Das Dunkle um uns ernst nehmen
Unsere Feier am Heiligen Abend begann in meiner Kindheit bei uns zu Hause immer so, dass wir uns in der Küche um den Adventkranz versammelten. Wie an den Adventsonntagen davor entzündeten wir eine Kerze nach der anderen. Nach einem Lied und dem gemeinsamen Beten zogen wir feierlich in das Wohnzimmer und entzündeten mit dem Licht des Adventkranzes die Kerzen am Christbaum. Bevor dann das Singen und Feiern so richtig losging, wurde die Terrassentüre geöffnet und der Adventkranz mit den brennenden Kerzen ins Freie gestellt. Als ich meinen Vater fragte, wozu die Kerzen draußen brennen, wenn wir drinnen feiern, antwortete er: „Die Kerzen brennen für den Onkel Franzl, deine Großeltern und alle anderen Verstorbenen, die nicht mehr bei uns sind.“ So waren uns auch in dieser fröhlichen und festlichen Stunde die Verstorbenen nahe. Auch für sie brennt ein Licht! Dieses kurze Hinausstellen des Adventkranzes in die kalte Nacht hat unser Feiern nicht unterbrochen sondern unseren Feierkreis erweitert.
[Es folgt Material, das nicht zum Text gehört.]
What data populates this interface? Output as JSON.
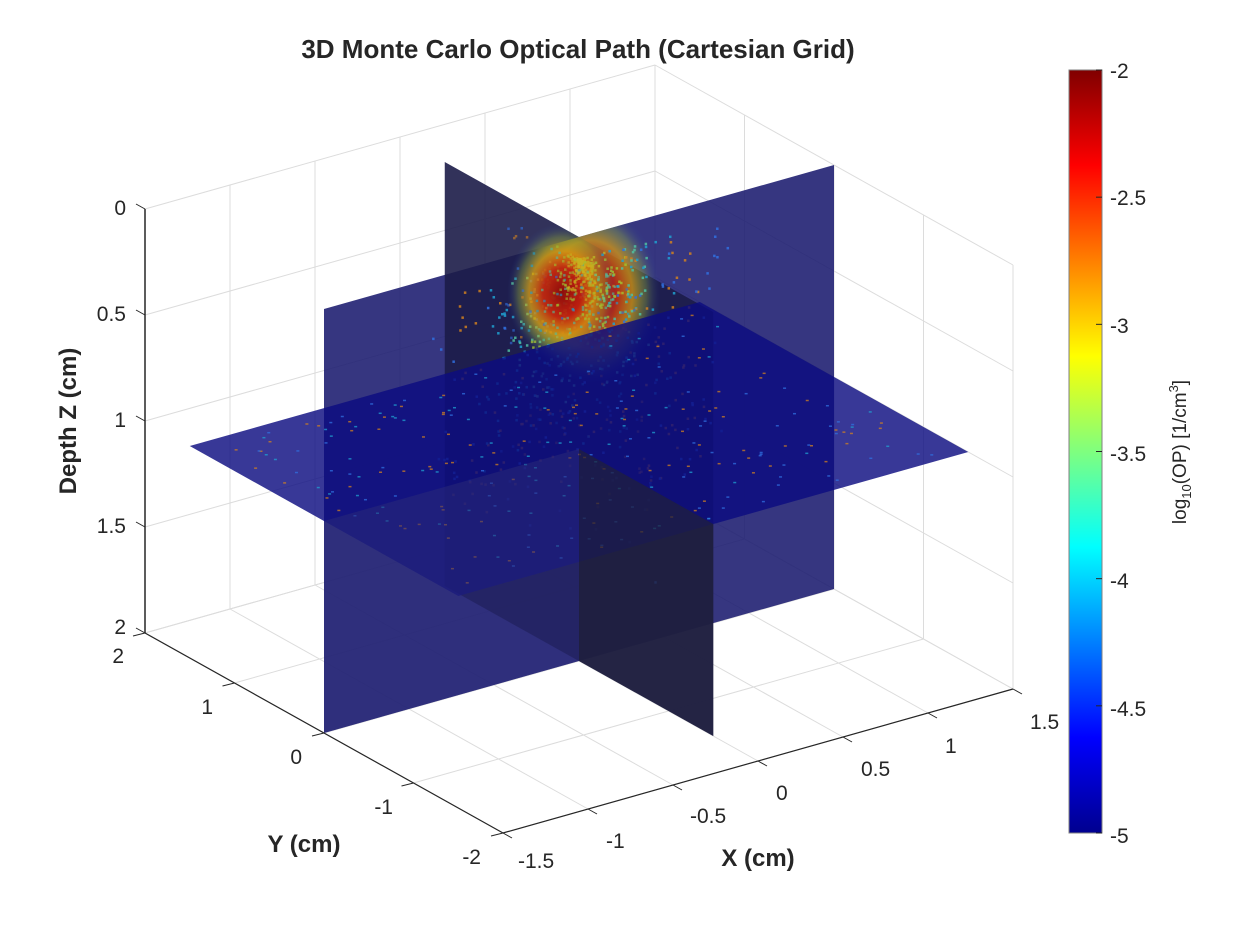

Manche Trauernden feiern Weihnachten gerade in den ersten Jahren nach dem Tod eines lieben und nahen Menschen gerne still, manchmal auch allein für sich. Sie spüren den Schmerz, dass es jetzt ganz anders ist, als noch im letzten Jahr. Aber gerade dieses bewusste Annehmen der neuen Situation kann heilsam und befreiend sein.
Vielleicht müssen wir das Dunkle um uns ernst nehmen, um das Licht in uns neu zu entdecken.
In diesem Gottesdienst sind wir auf dieser Spur. Wir suchen gemeinsam mit Ihnen und mit Euch dieses Licht.
Es ist das Licht der Tradition und Religion. Es ist das Licht des Glaubens, dass Gott es trotz allem, was uns schmerzt und kränkt, gut mit uns meint.
Von diesem Licht haben wir in der Lesung aus dem Buch des Propheten Jesaja gehört. Es ist die Lesung, die bei der Mette in der Heiligen Nacht vorgelesen wird.
Dieses Licht, dieses Kind kann der Versuch einer Antwort werden auf die Fragen, die die Traurigkeit stellt. Im Schmerz des Alleinseins entdecken wir die Verbundenheit mit unseren Verstorbenen neu. Das Licht des Vertrauens kann uns gerade zu Weihnachten zeigen, dass wir mit ihnen verbunden bleiben und dass sie jetzt im Licht zu Hause sind bei diesem göttlichen Kind. AMEN!